Geçtiğimiz yüzyıl tarihte birçok kırılma noktasının mevcut olduğu müstesna bir dönemdir. Bu yüzyılda dünya savaşları, yıkılan imparatorluklar ve devletler, değişen ve gelişen sınırlar ve tüm bu süreçler doğrultusunda yaşanan acılar ve hüzünler tarihin tozlu sayfalarında yerini almıştır.

 

Tarih 20. Yüzyılı tüm gerçekliği ile yazar iken gerçeklerden kaçıp farklı algı oyunları ile tüm gerçeklikleri çarpıtarak çıkar elde etmek isteyen kişi ve hatta devletler bulunmaktadır. Günümüzde her coğrafyada yaşanan acılar sadece tarih kitaplarında kalmamış anne ve babalar çocuklarına acıları ve hüzünleri anlatmış, bu hüzün dolu hikâyeler anekdotlar ve anılara taşınmıştır.

 

Kimi olaylar çarpıtmalar doğrultusunda çıkar elde etmek ve kirli siyasi oyunlara alet edilmek için gerçekliklerle bağlantıları kopartılmıştır.

 

1915 yıllarında Anadolu coğrafyası birçok hüzün yaşamıştır. Osmanlı İmparatorluğu Birinci Dünya harbinde Çanakkale'de, Kafkasya'da, Hicaz, Filistin ve Irak'ta ve daha nice bölgede Anadolu insanı tarif edilmez acılar yaşamıştır. Tarih yaşanan tüm acılara ve yaşanmışlıklara şahit iken kimi kişiler, oluşumlar ve devletler ise tarihi olayları çarpıtmaktan geri durmamışlardır.

 

Bu çarpıtmaların en belirgin örneği ise 100 yıldır farklı söylemler ile bir Milleti suçlu ve günahkâr ilan etmek için adeta yarışa girenlerin her sene ısıtıp ısıtıp önümüze koydukları Ermeni meselesidir.

 

Kafkasya Cephesi'nde Osmanlı topraklarına saldıran Rus ordusu ile birlik olan kandırılmış Ermeni çeteleri tarafından maalesef arkadan vurulmuş olduk. Yüzlerce yıl aynı coğrafyada barış ve huzur içerisinde yaşamış olan insanları birbirine kırdırmak için adeta yarışa giren emperyalist güçler 1915 yıllarında belli grupları belli vaatlerle ( bu vaatler Doğu'da Ermenistan Devleti kurmak gibi) kandırarak silahlandırmış ve Anadolu insanı başta Erzurum, Kars, Van, Erzincan ve birçok bölgede katliamlara maruz kalmıştır.
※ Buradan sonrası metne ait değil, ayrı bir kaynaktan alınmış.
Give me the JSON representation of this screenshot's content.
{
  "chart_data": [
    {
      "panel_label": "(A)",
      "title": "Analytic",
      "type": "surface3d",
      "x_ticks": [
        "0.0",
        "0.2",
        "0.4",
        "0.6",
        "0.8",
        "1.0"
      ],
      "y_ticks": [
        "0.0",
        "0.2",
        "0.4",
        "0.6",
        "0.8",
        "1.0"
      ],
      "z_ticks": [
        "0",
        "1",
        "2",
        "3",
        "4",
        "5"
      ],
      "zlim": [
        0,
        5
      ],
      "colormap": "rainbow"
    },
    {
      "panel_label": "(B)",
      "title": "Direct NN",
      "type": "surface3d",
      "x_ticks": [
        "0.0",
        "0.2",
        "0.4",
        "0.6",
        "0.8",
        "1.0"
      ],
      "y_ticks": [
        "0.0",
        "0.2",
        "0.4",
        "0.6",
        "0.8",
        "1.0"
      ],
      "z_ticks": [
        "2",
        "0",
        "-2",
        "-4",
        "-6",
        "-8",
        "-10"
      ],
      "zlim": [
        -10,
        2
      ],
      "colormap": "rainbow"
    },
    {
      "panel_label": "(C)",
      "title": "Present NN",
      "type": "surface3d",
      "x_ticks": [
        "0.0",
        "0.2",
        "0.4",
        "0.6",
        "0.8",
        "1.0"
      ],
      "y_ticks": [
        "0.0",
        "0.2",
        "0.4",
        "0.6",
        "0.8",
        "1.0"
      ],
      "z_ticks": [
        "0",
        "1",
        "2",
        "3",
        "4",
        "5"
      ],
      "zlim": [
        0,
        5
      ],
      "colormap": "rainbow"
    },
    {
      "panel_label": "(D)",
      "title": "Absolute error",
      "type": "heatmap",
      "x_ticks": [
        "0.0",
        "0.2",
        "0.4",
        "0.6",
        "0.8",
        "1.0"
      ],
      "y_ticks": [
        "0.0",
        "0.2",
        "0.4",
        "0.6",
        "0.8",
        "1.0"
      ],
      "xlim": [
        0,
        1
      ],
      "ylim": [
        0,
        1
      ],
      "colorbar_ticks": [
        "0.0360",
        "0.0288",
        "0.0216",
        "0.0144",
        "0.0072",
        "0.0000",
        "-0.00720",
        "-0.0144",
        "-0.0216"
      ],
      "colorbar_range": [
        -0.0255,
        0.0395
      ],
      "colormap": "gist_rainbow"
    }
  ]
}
Yaşanan tüm bu elim olaylar sonrasında Doğu Anadolu’da yaşanan çatışmalar sonucunda on binlerce insanımız hayatını kaybetmiştir. Düşman orduları ile birlik olan, çeteler kuran ve bu çetelere yataklık eden kişilere önlem olarak ve Doğu vilayetlerinde yaşayan sivil halkı korumak ve vatan savunması için bölgedeki Ermenilerin başka bölgelere taşınması doğrultusunda Sevk ve İskan Kanunu çıkartılmıştır.

Tehcir kararını döneminde uygulayan Talat Paşa ve Rauf Orbay arasında geçen anılardaki şu diyalog Sevk ve İskan Kanunun gerekliliğini açıkça ortaya koymaktadır.

“Rauf Bey, düşmanlarımızın hatta dostlarımızın bizi şiddetle tenkit ve itham eyledikleri Ermeni tehciri meselesi de vardır. Fakat bizim yerimizde kim olsa idi, memleketin selameti namına bunu yapmaya mecburdu.

Düşünün bir kere; ordularımız, sayıca ve teçhizatça kat kat üstün düşman kuvvetleri karşısında adeta dişi ile tırnağı ile bir ölüm kalım mücadelesi yaparken vatandaş bildiğimiz Ermeniler, bütün menzil yolları boyunca silahlanıp ayaklanarak bizi arkadan vurmak maksadıyla düşmanla işbirliği yaptıkları zaman, bu unsuru harp bölgeleri dışına sevk etmekten başka bir çare tasavvur edilebilir miydi?

Görüldüğü gibi Birinci Dünya savaşı döneminde birçok alanda ve cephede mücadele veren ordumuz maalesef kışkırtılmış ve kandırılmış gruplar ve çetelerce arkadan vurulmaya çalışılmıştır. Bu doğrultuda Ermenilere yönelik alınan tehcir kararı bir saldırı ve soykırım değil bir önlem niteliğindedir.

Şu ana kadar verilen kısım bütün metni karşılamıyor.